The Court disagreed with the City and the dissent, who argued that hotel operators fall under the “pervasively regulated” exception to the warrant requirement. Pervasively regulated entities have “such a history of government oversight that no reasonable expectation of privacy . . . could exist.” Entities that are pervasively regulated must satisfy a lower level of review: (1) there must be a substantial government interest that informs the regulatory scheme; (2) the warrantless inspections must be necessary to further the scheme; and (3) the statute’s inspection program must provide a constitutionally adequate substitute for a warrant. The majority found that in forty five years, the Court had only found four industries as pervasively regulated: liquor sales, firearms dealing, mining, and automobile junkyards. The Court ruled that classifying hotel operators as pervasively regulated “would permit what has always been a narrow exception to swallow the rule,” and declined to do so. Writing for the dissent, Justice Scalia pointed out that while the Court has only found four industries as pervasively regulated, lower courts have found a diverse array of business to fall under that category, including pharmacies, massage parlors, day care facilities, jewelers, barbershops, and rabbit dealers.
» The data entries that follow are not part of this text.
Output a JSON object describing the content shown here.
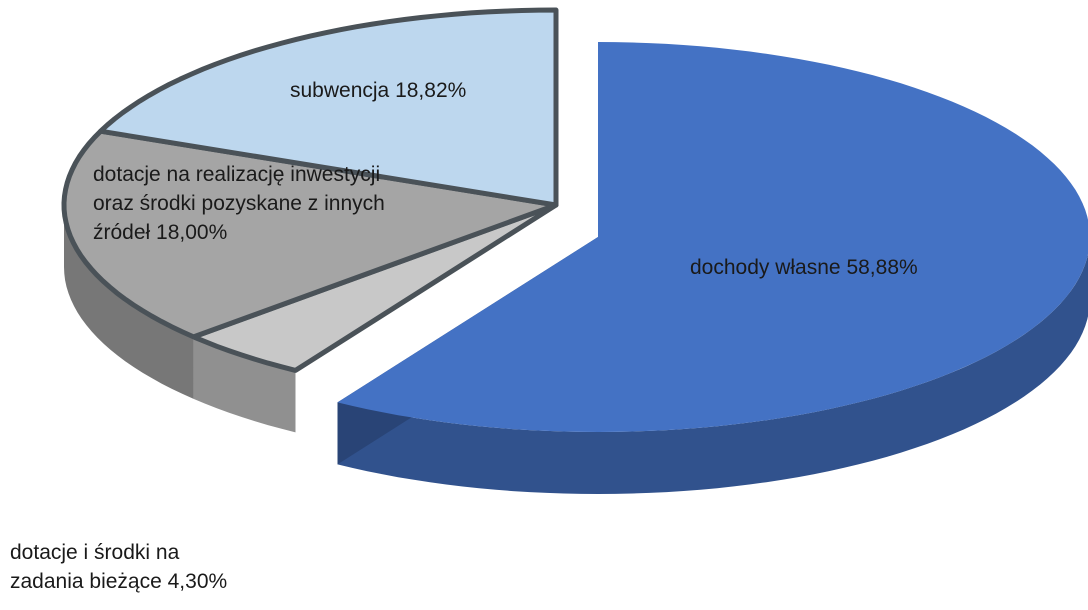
{
  "chart_data": {
    "type": "pie",
    "categories": [
      "dochody własne",
      "dotacje i środki na zadania bieżące",
      "dotacje na realizację inwestycji oraz środki pozyskane z innych źródeł",
      "subwencja"
    ],
    "values": [
      58.88,
      4.3,
      18.0,
      18.82
    ],
    "value_labels": [
      "58,88%",
      "4,30%",
      "18,00%",
      "18,82%"
    ],
    "colors": [
      "#4472c4",
      "#c8c8c8",
      "#a5a5a5",
      "#bdd7ee"
    ]
  }
}
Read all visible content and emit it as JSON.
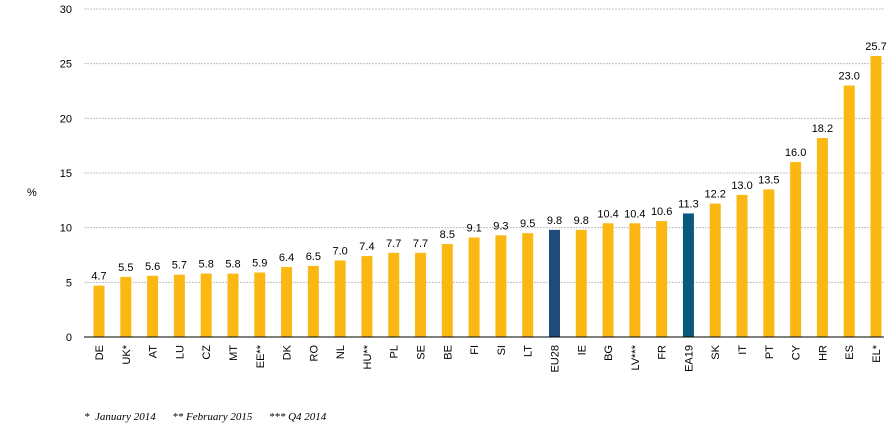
{
  "chart_data": {
    "type": "bar",
    "ylabel": "%",
    "ylim": [
      0,
      30
    ],
    "yticks": [
      0,
      5,
      10,
      15,
      20,
      25,
      30
    ],
    "grid": true,
    "categories": [
      "DE",
      "UK*",
      "AT",
      "LU",
      "CZ",
      "MT",
      "EE**",
      "DK",
      "RO",
      "NL",
      "HU**",
      "PL",
      "SE",
      "BE",
      "FI",
      "SI",
      "LT",
      "EU28",
      "IE",
      "BG",
      "LV***",
      "FR",
      "EA19",
      "SK",
      "IT",
      "PT",
      "CY",
      "HR",
      "ES",
      "EL*"
    ],
    "values": [
      4.7,
      5.5,
      5.6,
      5.7,
      5.8,
      5.8,
      5.9,
      6.4,
      6.5,
      7.0,
      7.4,
      7.7,
      7.7,
      8.5,
      9.1,
      9.3,
      9.5,
      9.8,
      9.8,
      10.4,
      10.4,
      10.6,
      11.3,
      12.2,
      13.0,
      13.5,
      16.0,
      18.2,
      23.0,
      25.7
    ],
    "value_labels": [
      "4.7",
      "5.5",
      "5.6",
      "5.7",
      "5.8",
      "5.8",
      "5.9",
      "6.4",
      "6.5",
      "7.0",
      "7.4",
      "7.7",
      "7.7",
      "8.5",
      "9.1",
      "9.3",
      "9.5",
      "9.8",
      "9.8",
      "10.4",
      "10.4",
      "10.6",
      "11.3",
      "12.2",
      "13.0",
      "13.5",
      "16.0",
      "18.2",
      "23.0",
      "25.7"
    ],
    "colors": {
      "default": "#fbb813",
      "EU28": "#1f4a7a",
      "EA19": "#0a5a7e",
      "grid": "#c0c0c0",
      "axis": "#000000"
    }
  },
  "footnote": "*  January 2014      ** February 2015      *** Q4 2014"
}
The Supreme Court’s decision empowers hotel and motel operators to better protect the privacy of its guests. However, the mandatory collection of information remains intact, and the Court’s dicta suggests that even the most cursory of challenge proceedings might be sufficient to pass constitutional scrutiny. Nonetheless, by allowing facial challenges and refusing to subject hotel operators to a lesser standard of review, the decision signals the Court’s commitment to ensuring that warrantless law enforcement surveillance is subjected to some level of judicial oversight.